Reimagining Research: Arman Cohan on AI Agents, Mentorship, and Scientific Discovery
Arman Cohan, assistant professor of computer science at Yale, is a two-time recipient of the Roberts Innovation Award from Yale Engineering and Yale Ventures, which supports faculty-led projects that bring breakthrough innovations closer to real-world impact.
His most recent project, SciMentor, is an AI-powered platform designed to serve as a virtual research advisor for early-stage researchers. Built on an advanced LLM-Agent framework, SciMentor offers adaptive, domain-specific mentorship—helping users navigate challenges like limited advisor access, literature overload, and early hypothesis testing.
Cohan was also recently named a recipient of the Google Research Scholar Award, an award recognizing early-career faculty advancing bold and impactful research. His awarded project, Advancing Language Agents for Reasoning-Intensive Scientific Discovery, investigates how AI agents can support the complex reasoning demands of cutting-edge scientific inquiry.

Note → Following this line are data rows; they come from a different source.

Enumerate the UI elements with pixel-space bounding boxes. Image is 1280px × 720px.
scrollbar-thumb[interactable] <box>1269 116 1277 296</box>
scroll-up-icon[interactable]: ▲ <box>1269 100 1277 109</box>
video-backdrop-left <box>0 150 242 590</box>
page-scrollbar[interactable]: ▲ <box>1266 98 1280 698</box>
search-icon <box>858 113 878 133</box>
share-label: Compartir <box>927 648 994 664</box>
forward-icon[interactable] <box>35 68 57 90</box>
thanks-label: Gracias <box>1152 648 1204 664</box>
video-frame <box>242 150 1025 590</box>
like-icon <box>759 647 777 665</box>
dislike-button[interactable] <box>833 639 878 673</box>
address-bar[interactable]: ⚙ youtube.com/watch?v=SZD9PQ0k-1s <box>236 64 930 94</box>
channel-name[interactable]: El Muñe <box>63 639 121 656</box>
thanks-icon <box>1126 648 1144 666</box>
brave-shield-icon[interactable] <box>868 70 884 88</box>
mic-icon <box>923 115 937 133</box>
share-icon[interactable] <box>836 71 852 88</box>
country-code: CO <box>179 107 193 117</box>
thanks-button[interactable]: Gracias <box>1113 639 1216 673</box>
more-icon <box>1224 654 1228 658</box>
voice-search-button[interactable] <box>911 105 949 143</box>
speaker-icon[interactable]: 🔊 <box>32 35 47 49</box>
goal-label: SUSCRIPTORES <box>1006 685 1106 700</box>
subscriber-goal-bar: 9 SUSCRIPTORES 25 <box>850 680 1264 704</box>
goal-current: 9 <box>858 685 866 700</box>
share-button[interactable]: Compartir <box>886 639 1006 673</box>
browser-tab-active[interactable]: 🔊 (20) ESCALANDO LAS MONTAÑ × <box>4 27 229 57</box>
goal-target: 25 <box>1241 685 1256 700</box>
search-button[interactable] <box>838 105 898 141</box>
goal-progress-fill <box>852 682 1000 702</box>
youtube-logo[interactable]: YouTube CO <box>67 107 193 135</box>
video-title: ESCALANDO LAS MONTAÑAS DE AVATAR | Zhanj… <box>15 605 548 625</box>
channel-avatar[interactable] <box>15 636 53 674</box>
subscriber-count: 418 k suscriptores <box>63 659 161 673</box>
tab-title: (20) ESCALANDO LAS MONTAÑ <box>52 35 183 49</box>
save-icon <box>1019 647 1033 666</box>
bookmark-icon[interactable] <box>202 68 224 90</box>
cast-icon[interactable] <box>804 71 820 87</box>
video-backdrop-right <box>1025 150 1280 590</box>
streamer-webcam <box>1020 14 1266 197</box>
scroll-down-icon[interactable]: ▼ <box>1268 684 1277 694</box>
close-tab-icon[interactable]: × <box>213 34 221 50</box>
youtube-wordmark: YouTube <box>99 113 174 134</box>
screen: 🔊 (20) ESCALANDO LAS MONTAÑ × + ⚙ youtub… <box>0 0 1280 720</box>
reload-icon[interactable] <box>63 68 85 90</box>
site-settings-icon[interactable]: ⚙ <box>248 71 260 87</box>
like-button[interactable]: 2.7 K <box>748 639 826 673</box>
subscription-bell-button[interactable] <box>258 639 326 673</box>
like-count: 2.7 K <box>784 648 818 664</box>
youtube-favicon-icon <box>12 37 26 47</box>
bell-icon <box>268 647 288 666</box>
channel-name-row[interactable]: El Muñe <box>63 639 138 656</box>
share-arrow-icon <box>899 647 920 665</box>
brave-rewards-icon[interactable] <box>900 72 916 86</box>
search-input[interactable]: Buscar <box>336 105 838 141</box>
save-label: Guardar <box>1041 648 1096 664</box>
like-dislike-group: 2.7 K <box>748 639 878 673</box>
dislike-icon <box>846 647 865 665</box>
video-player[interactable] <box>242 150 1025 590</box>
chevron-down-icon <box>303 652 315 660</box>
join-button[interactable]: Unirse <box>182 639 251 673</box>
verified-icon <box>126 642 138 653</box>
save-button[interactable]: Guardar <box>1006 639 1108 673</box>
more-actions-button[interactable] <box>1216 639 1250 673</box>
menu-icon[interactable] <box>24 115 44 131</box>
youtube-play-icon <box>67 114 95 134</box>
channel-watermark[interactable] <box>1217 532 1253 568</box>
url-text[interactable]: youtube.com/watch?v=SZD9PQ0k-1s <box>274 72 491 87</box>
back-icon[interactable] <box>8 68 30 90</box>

We asked him three questions about how industry recognition, interdisciplinary collaboration, and specialization in AI systems are shaping his work at Yale.
Your work sits at the intersection of AI, education, and scientific research. What sets your approach apart from others in the field, particularly when it comes to how researchers interact with AI tools?
I’d say the main differentiator—at least in what we’re currently exploring in the SciMentor project—is the educational aspect. We’re focused on building systems that support researchers in their learning, rather than trying to automate the entire research workflow, which is what some others in the field are aiming for. Our approach is twofold. First, we want to help researchers learn more effectively by collaborating and interacting with AI assistants that are specialized in their domain. Second, on a more technical level, most existing AI agents are quite general—they're capable across many tasks but not deeply specialized. Our goal is to develop technologies that adapt to specific domains in the simultaneously niche and vast world of research opportunities. So, for example, if a researcher is working in a particular subfield of machine learning, we aim to adapt our models to support that domain’s unique needs.
What opportunities do you see for Yale researchers to engage with scientific discovery using AI agents?
AI has a lot to offer researchers today, and especially within the Yale community. One thing we're really interested in is collaborating with domain experts from different departments across campus. One of Yale’s strengths is the breadth and depth of expertise across so many fields, which is incredibly valuable for this kind of work. Our approach is to develop prototypes of our AI methods and share them with researchers to get their feedback. That helps us understand how to make these tools more useful—whether it's to support their scientific discovery process, streamline their research workflows, or even enhance mentorship opportunities.
You recently won a Google Research Scholar Award. How important is this kind of external validation from private industry for the work you do, particularly in computer science?
External validation from industry is encouraging, especially in a fast-moving area like LLMs and LLM agents. These days the frontier research in language modeling and AI is mostly happening in industry. That’s largely due to the enormous computational and engineering resources they have access to. For example, training models with capabilities similar to ChatGPT or Claude requires millions of GPU hours and large teams of highly skilled engineers and scientists, which simply aren’t available in academia at that scale. But academia plays a critical role in shaping the field’s direction: it provides the space to ask foundational questions, develop new conceptual frameworks, explore new directions, and challenge assumptions that industry may take for granted. Many of the core ideas behind today’s systems originated in academic settings. So, when industry partners recognize and support academic work, it affirms that this kind of long-term, curiosity-driven research continues to have real-world relevance and impact.